B.B. King, Mick Jagger Salute the Blues at the White House

(AP Photo/Pablo Martinez Monsivais)

Even the president gets the blues. As President Obama explained tonight, there are times when you want to take a walk or go for a drive and you just can't do it.

"But then there are other nights where B.B. King and Mick Jagger come over to your house to play for a concert. So I guess things even out a little bit," Obama joked at the start of a star-studded White House concert celebrating the history and lasting impact of the blues.

The president and first lady were treated to electrifying performances by music legends and young stars in the East Room as part of the White House Concert Series.

B.B. King, "The King of Blues," dressed to the nines in a shimmery jacket, kicked off the celebration with a rousing rendition of "Let the Good Times Roll" followed by "The Thrill Is Gone."

The president and Mrs. Obama, joined by first grandmother Marian Robinson and members of the administration and Congress, enjoyed the music of Trombone Shorty, Shemekia Copeland, Keb Mo and Jeff Beck, among others.

Jagger took to the stage roughly half-way through the concert and lived up to expectations, belting out "I Can't Turn You Loose" and "Miss You."

Tonight's salute to the blues was in recognition of Black History Month.

"This is music with humble beginnings - roots in slavery and segregation, a society that rarely treated black Americans with the dignity and respect that they deserved," the president said.

"The blues bore witness to these hard times.

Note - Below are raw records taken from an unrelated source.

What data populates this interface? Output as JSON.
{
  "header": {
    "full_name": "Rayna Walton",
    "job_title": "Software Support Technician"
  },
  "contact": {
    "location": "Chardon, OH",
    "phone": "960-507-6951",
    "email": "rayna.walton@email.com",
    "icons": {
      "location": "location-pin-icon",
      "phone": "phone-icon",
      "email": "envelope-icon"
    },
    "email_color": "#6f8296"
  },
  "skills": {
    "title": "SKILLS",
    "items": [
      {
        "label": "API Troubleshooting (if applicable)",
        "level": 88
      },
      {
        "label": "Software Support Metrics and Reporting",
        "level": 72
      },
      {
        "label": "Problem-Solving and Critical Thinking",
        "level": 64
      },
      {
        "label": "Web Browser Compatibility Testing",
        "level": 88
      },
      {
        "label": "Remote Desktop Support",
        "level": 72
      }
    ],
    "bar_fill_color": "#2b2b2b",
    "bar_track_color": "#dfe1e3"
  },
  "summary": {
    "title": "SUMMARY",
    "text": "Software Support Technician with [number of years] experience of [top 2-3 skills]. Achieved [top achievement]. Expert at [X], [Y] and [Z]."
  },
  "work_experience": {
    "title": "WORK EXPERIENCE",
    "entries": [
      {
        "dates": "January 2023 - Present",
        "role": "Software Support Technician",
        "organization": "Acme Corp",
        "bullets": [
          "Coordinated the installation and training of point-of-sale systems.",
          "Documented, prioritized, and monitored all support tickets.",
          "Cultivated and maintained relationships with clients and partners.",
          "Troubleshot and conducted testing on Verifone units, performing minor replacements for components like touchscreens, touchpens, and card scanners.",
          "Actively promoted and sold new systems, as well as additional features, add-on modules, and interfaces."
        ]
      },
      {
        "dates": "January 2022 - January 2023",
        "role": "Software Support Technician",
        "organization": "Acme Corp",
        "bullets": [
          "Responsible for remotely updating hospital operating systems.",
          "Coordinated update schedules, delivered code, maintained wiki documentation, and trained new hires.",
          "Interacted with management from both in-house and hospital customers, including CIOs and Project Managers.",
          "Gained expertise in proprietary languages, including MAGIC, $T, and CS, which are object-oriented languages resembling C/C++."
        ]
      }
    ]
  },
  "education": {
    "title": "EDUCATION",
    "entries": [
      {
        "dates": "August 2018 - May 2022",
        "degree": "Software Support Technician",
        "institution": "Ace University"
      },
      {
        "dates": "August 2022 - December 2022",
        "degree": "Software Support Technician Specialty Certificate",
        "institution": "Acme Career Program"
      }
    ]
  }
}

And like so many of the men and women who sang them, the blues refused to be limited by the circumstances of their birth," he said.

Obama praised the music for teaching listeners the ability to overcome adversity.

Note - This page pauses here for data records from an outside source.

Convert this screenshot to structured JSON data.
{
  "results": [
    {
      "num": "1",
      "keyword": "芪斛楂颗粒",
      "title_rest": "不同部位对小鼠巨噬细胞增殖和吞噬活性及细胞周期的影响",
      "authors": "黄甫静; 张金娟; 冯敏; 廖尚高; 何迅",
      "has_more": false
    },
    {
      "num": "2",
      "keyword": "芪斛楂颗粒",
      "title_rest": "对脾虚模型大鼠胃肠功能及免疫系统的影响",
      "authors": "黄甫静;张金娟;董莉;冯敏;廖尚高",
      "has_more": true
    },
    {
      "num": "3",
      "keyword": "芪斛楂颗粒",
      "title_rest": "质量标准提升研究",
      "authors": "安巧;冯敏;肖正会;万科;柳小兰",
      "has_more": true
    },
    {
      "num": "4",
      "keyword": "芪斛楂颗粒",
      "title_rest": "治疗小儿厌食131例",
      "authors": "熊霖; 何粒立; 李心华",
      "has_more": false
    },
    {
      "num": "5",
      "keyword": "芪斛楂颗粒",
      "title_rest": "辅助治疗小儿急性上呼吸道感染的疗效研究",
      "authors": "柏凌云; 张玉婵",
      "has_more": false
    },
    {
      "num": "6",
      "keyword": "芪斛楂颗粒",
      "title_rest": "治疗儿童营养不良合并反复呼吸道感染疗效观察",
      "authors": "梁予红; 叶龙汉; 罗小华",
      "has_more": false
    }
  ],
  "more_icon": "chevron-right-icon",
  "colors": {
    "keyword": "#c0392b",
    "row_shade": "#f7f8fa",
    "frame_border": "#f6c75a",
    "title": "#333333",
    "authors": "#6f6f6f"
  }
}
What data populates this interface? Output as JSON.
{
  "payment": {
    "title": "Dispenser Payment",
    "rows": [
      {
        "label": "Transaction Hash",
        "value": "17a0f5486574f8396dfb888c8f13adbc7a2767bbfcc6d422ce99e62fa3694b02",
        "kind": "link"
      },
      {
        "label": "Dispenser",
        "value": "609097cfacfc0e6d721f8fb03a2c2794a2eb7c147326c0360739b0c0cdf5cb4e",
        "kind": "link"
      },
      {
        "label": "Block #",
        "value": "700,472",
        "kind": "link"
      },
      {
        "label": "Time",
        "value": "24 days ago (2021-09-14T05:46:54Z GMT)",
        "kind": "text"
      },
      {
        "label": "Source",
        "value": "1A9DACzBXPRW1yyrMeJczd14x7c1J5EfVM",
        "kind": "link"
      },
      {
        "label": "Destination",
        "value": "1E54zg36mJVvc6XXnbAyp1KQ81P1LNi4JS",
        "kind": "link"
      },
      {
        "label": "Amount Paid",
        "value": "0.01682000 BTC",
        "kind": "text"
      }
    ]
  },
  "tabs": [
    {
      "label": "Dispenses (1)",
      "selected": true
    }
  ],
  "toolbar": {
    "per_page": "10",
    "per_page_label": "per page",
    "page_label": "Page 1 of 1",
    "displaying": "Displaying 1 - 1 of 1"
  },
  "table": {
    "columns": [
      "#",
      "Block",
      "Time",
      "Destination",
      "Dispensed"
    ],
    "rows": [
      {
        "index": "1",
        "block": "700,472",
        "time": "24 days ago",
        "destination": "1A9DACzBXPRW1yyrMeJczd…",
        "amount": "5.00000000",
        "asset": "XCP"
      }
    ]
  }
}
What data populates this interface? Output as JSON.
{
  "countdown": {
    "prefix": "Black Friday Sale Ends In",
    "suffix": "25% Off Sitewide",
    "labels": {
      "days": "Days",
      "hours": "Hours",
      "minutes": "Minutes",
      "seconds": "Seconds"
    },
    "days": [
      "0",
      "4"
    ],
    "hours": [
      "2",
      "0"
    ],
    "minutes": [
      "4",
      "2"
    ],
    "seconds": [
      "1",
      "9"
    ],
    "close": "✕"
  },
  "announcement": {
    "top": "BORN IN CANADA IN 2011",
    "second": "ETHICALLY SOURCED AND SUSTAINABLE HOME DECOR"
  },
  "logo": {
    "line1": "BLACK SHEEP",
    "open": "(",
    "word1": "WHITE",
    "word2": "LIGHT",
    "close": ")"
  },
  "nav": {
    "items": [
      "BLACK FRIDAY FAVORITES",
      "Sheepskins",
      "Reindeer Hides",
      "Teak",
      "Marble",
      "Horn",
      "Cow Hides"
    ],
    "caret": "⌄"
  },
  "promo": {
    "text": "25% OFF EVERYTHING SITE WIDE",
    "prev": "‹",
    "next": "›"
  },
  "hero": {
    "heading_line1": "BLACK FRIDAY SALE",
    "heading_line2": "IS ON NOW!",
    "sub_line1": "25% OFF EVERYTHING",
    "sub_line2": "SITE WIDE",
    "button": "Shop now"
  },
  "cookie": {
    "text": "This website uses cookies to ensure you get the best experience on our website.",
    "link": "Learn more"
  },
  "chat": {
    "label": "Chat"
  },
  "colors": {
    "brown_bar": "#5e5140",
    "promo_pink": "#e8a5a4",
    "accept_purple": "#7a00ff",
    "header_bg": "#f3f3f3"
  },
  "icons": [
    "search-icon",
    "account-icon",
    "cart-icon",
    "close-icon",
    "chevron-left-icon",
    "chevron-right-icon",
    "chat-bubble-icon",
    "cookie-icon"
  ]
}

"This music speaks to something universal," the president said. "No one goes through life without both joy and pain, triumph and sorrow. The blues gets all of that, sometimes with just one lyric or one note."

Obama said the music "teaches us that when we find ourselves at a crossroads, we don't shy away from our problems. We own them. We face up to them. We deal with them. We sing about them. We turn them into art."